Oireachtas Joint and Select Committees

Wednesday, 1 April 2015

Joint Oireachtas Committee on Justice, Defence and Equality

Undocumented Migrants: Immigration Control Platform

2:30 pm

Mr. Ted Neville:

I thank the Chairman and Deputy McGrath. I believe the hypocrisy, if there is hypocrisy, is wholly and solely on the part of legislators and the Government of this country for pleading in America for illegal Irish, and putting that position against our situation here in Ireland. Undoubtedly it is a failure of the State through many generations that it has not been able to productively employ its people in their own country, and that is a great shame. However, it is not a quid pro quo, that because we went abroad to America as a nation of emigrants, as people from many other countries did, we are then bound to accept limitless quantities of people from Africa or sub-Saharan Africa or Asia or wherever else. Jurisdiction for controlling immigration in the US is properly a matter for the United States Government. I do not see it as the Deputy is perhaps implying to some extent, as a population swap. It certainly has been a poor feature of the State since its foundation that it has not been able to find productive employment for its own citizens - it is a great failure.

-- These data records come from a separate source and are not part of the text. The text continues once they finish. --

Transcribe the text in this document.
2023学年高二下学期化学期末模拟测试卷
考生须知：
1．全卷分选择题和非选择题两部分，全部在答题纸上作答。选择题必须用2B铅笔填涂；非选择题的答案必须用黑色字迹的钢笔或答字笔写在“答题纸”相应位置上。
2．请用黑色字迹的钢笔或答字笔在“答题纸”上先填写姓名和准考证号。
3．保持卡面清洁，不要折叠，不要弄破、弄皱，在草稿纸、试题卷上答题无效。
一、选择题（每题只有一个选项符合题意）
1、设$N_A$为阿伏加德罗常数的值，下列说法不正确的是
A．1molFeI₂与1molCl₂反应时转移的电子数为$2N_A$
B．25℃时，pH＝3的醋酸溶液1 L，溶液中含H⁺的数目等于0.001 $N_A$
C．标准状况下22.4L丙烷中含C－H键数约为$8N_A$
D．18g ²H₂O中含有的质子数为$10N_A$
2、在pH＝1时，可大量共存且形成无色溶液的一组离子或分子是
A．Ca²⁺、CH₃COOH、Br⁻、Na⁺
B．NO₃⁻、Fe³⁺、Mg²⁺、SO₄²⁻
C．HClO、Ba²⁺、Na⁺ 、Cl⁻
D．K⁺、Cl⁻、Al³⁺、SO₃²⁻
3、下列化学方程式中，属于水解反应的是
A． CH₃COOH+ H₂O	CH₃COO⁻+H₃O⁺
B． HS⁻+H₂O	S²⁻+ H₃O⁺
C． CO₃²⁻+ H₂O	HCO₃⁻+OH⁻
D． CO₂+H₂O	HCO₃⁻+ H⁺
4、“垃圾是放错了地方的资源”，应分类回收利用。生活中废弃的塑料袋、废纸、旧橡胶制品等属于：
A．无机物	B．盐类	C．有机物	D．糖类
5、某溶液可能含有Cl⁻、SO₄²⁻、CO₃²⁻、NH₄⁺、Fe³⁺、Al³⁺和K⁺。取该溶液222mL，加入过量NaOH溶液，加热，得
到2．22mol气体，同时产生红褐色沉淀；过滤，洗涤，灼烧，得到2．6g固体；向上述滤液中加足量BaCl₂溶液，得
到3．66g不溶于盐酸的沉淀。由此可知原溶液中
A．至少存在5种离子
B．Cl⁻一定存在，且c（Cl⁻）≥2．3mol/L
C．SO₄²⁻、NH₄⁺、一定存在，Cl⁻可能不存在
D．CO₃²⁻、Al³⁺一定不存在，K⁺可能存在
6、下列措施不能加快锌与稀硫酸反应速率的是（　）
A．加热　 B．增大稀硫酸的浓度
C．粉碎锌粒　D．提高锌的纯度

I lament that during the illusory boom we had at the turn of the century, at a time when there were many illegal Irish in the US, that we as a Government and as a State did not actively seek and publicise that we wished those people would return to this country where they could be legal. Instead employers, driven by all kinds of agendas, were much happier to bring in foreign people who could be employed very willingly at possibly lower rates of pay and so forth. Our duty in the boom, which has gone, was to bring our expatriated people home to work productively in their own country. We did not do that.

It is rather lamentable that we now have to go cap in hand with bowls of shamrock every St. Patrick's Day around the world asking will people take our Irish from us and keep them. We should want them here. That is what we should have done and we did not do it. I do not see a quid pro quoas a population swap between that situation and us taking peoples from all over the world without limit and without input.